@madamswer manufacturing accounts for 8% of the UK workforce, less than retail which is the largest private employer. I am not aware of the regional breakdowns but accept your point about the relative significance of manufacturing in the North and Midlands.
I recently spoke with a CEO of a Midlands based manufacturer who said that there is no overall benefit to his business from the weaker pound given most his manufacturing inputs are imported and labour costs are likely to rise as the supply of workers from Eastern Europe is cut off.
I agree that CYB is likely to be okay given that employment levels are more important for them than consumer confidence and are currently at all time highs. This is why I said "I suspect they'll be ok...".
It is important to remember that to date exporters have enjoyed the benefits of a weaker currency but are yet to feel the pain of whatever tariff structure/border controls are put in place once Britain actually leaves the EU. On the other hand, importers have been hit by the weak pound which has caused a spike in inflation but are yet to be impacted by import tariffs which are likely to be imposed following the exit.
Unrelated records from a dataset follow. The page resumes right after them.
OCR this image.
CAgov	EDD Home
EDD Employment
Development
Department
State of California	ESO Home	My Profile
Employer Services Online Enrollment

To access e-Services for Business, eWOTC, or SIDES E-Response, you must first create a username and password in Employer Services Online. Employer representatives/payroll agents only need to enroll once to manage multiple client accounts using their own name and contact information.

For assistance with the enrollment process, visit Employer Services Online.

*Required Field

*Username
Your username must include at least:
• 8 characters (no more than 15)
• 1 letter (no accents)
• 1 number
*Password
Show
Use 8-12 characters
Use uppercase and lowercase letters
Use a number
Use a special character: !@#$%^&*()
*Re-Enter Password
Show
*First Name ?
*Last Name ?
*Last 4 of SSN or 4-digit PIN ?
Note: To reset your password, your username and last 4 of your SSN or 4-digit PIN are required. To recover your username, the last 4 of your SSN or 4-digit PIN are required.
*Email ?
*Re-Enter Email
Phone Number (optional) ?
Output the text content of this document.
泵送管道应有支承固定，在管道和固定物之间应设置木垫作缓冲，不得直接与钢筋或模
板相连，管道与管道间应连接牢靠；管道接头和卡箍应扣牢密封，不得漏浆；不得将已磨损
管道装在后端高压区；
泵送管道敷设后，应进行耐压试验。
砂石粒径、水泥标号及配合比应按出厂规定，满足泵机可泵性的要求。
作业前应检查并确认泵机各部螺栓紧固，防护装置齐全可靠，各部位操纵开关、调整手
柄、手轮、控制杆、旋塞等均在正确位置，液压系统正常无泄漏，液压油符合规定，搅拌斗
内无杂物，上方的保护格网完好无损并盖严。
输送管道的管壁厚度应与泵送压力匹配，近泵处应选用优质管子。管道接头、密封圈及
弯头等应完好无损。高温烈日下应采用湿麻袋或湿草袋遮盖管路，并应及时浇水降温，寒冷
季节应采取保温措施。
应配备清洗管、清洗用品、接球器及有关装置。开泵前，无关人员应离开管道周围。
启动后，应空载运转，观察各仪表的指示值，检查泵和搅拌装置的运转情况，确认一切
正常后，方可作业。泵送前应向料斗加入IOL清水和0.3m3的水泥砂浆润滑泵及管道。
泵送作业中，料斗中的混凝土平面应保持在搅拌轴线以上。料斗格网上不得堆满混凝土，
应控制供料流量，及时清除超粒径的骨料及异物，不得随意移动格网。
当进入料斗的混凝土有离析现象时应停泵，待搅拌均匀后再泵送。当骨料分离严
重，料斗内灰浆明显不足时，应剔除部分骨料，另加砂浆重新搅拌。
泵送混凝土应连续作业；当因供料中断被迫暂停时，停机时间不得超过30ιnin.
Having said all that my view is that although there will be further adverse impacts on the economy as already evidenced by the weak performance of UK retailers, these effects will most likely be temporary due to the one-off cost of adjusting to the new relationship. In the long-term I can't see why it will make much difference to Britain's economy whether or not it is part of the EU.
As for investing on the basis macroeconomics, I completely agree with you. Since Brexit I have established a portfolio of UK listed stocks many of which are exporters that have flourished since last summer. My investing decisions were based exclusively on the merits of the underlying businesses with limited consideration of any "extraneous factors".